Director Brett Rapkin (Welcome to Dodgertown, On the Clock: The NFL Draft)interviews several prominent U.S. Olympic athletes including Michael Phelps Shaun White, Apolo Ohno, Katie Uhlaender, Steve Holcomb, Jeremy Bloom, Lolo Jones, Bode Miller, Gracie Gold, Jonathan Cheever, Sasha Cohen, David Boudia and Jeret Peterson.
“The Weight of Gold” centers around Phelps, who helped produce the film and gives a sobering look at his own personal bout of depression during his career as an Olympic athlete.
“I believe I have experienced a state of depression after every Olympics I competed in,” said Phelps. “For a long time, I only saw myself as a swimmer, not a person. When I walked off the podium in Rio, I knew many of my teammates and competitors were not aware of, or prepared for – the post-Olympic transition. In sharing our stories, it is my hope that we can encourage others to open up, let them know they are not alone and that it’s ok to not be ok. For me, the opportunity to help break the stigma surrounding mental health and potentially save a life is way more meaningful than any Olympic medal.”
We’re just so lost. A good 80 percent, maybe more, develop a post-Olympic depression,”. “I thought of myself as just a swimmer, and not a human being, and that’s where I thought, why don’t I just end it all?”
Another aspect of the “Weight of Gold” sheds a spotlight on the broken U.S. Olympic system that expects many of these Olympians to dedicate their lives to the sport for very little compensation and don’t go on to provide guidance or support once athletes retire which is a point made by former eight-time medalist Apolo Anton Ohno.
“What is available to Olympic athletes post-career? I don’t think there’s any. There’s none that I used in nine and a half years that I’ve been retired. There’s no pension, there’s no bonus, there’s no stock option, there’s no job opportunities, there’s no more coach, there’s no more training environment, there’s no more monthly stipend, there’s arguably no more sponsorship and that’s reality.”
Former track and field star Lolo Jones goes on to plead with the US Olympic Committee to help athletes deal with post-Olympic depression.

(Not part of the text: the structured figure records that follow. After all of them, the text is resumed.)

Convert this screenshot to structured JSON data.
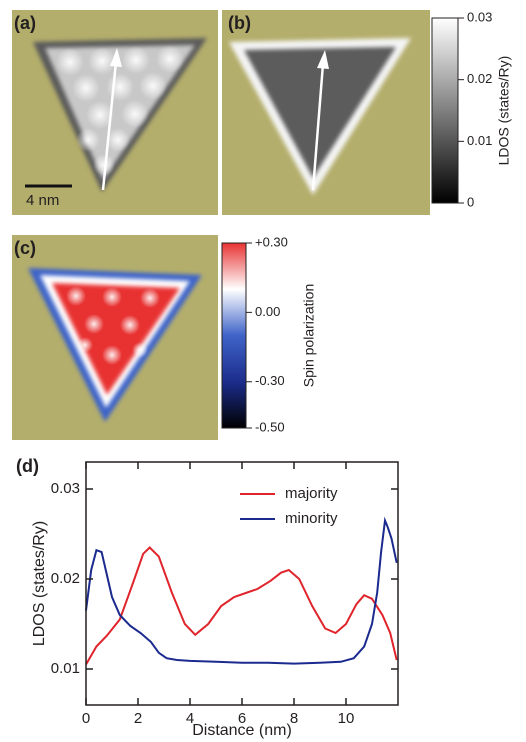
{
  "images": [
    {
      "label": "(a)",
      "scale_bar": "4 nm"
    },
    {
      "label": "(b)"
    },
    {
      "label": "(c)"
    }
  ],
  "chart_data": [
    {
      "type": "colorbar",
      "y_label": "LDOS (states/Ry)",
      "ylim": [
        0,
        0.03
      ],
      "yticks": [
        0.03,
        0.02,
        0.01,
        0
      ],
      "colors": [
        "#000000",
        "#ffffff"
      ]
    },
    {
      "type": "colorbar",
      "y_label": "Spin polarization",
      "ylim": [
        -0.5,
        0.3
      ],
      "yticks": [
        {
          "value": 0.3,
          "label": "+0.30"
        },
        {
          "value": 0,
          "label": "0.00"
        },
        {
          "value": -0.3,
          "label": "-0.30"
        },
        {
          "value": -0.5,
          "label": "-0.50"
        }
      ],
      "colors": [
        "#000000",
        "#1c2d8c",
        "#3f63c8",
        "#ffffff",
        "#e83232"
      ]
    },
    {
      "type": "line",
      "panel_label": "(d)",
      "x_label": "Distance (nm)",
      "y_label": "LDOS (states/Ry)",
      "xlim": [
        0,
        12
      ],
      "ylim": [
        0.006,
        0.033
      ],
      "xticks": [
        0,
        2,
        4,
        6,
        8,
        10
      ],
      "yticks": [
        0.01,
        0.02,
        0.03
      ],
      "series": [
        {
          "name": "majority",
          "color": "#e0242c",
          "x": [
            0,
            0.4,
            0.8,
            1.3,
            1.8,
            2.2,
            2.45,
            2.8,
            3.3,
            3.8,
            4.2,
            4.7,
            5.2,
            5.7,
            6.2,
            6.6,
            7.1,
            7.5,
            7.8,
            8.2,
            8.7,
            9.2,
            9.6,
            10.0,
            10.4,
            10.7,
            11.0,
            11.4,
            11.7,
            11.95
          ],
          "values": [
            0.0105,
            0.0125,
            0.0137,
            0.0155,
            0.0195,
            0.0228,
            0.0235,
            0.0225,
            0.0185,
            0.015,
            0.0138,
            0.015,
            0.017,
            0.018,
            0.0185,
            0.0189,
            0.0198,
            0.0207,
            0.021,
            0.02,
            0.017,
            0.0145,
            0.014,
            0.015,
            0.0172,
            0.0182,
            0.0178,
            0.016,
            0.014,
            0.011
          ]
        },
        {
          "name": "minority",
          "color": "#1b2a8e",
          "x": [
            0,
            0.2,
            0.4,
            0.6,
            0.8,
            1.0,
            1.3,
            1.7,
            2.1,
            2.5,
            2.8,
            3.1,
            3.5,
            4.0,
            5.0,
            6.0,
            7.0,
            8.0,
            9.0,
            9.8,
            10.3,
            10.7,
            11.0,
            11.2,
            11.35,
            11.5,
            11.6,
            11.75,
            11.95
          ],
          "values": [
            0.0165,
            0.021,
            0.0232,
            0.023,
            0.0205,
            0.018,
            0.016,
            0.0148,
            0.014,
            0.013,
            0.0118,
            0.0112,
            0.011,
            0.0109,
            0.0108,
            0.0107,
            0.0107,
            0.0106,
            0.0107,
            0.0108,
            0.0112,
            0.0125,
            0.015,
            0.0185,
            0.023,
            0.0265,
            0.0258,
            0.0245,
            0.0218
          ]
        }
      ]
    }
  ]
}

I will never regret competing Team USA and this country, I’ve helped promote the Olympic sports for three Olympics, I’ve given my blood sweat and tears, I have given my talent and all I’m asking is that after it’s all said and done, someone can help me mentally get through this
The most powerful portion of the film focuses on Steven Holcomb, the American bobsledder who competed from 1998 until his death in 2017. Holcomb had spoken to Rapkin on camera for an interview and opened up about his depression twelve days before he decided to commit suicide. Rapkins’ interview with Holdcomb inspired the director to expand his project and to speak to other Olympic athletes about their struggles.
This particular project involved unexpectedly learning about a serious mental health crisis that I was not previously aware of: Post-Olympic depression. The current global health crisis has only brought more urgency to finding ways to reduce the stigma of seeking help and provide excellent mental health resources for not only Olympians but everyone.”
Phelps reiterated Rapkin’s’ calls for change within the U.S. Olympic system in hopes of preventing another tragedy like Holcomb from happening again.
What else has to happen for this to change? Do five other athletes have to take their lives to see change? How far done the road are we going to get until someone stands up and says we have to do something?
The “Weight Of Gold” is effective in showing the mental struggles Olympians face during their careers at a time when athletes are beginning to open up about mental health. Hopefully, the documentary will spark discussion within the Olympic community that will result in athletes getting better resources to help them cope with the mental toll of competing for their country.
The ‘Weight of Gold” will debut on HBO on Wednesday, July 29 at 10 p.m. ET, the date when the 2020 Tokyo Olympics were meant to start before they were postponed to 2021 due to the Coronavirus pandemic.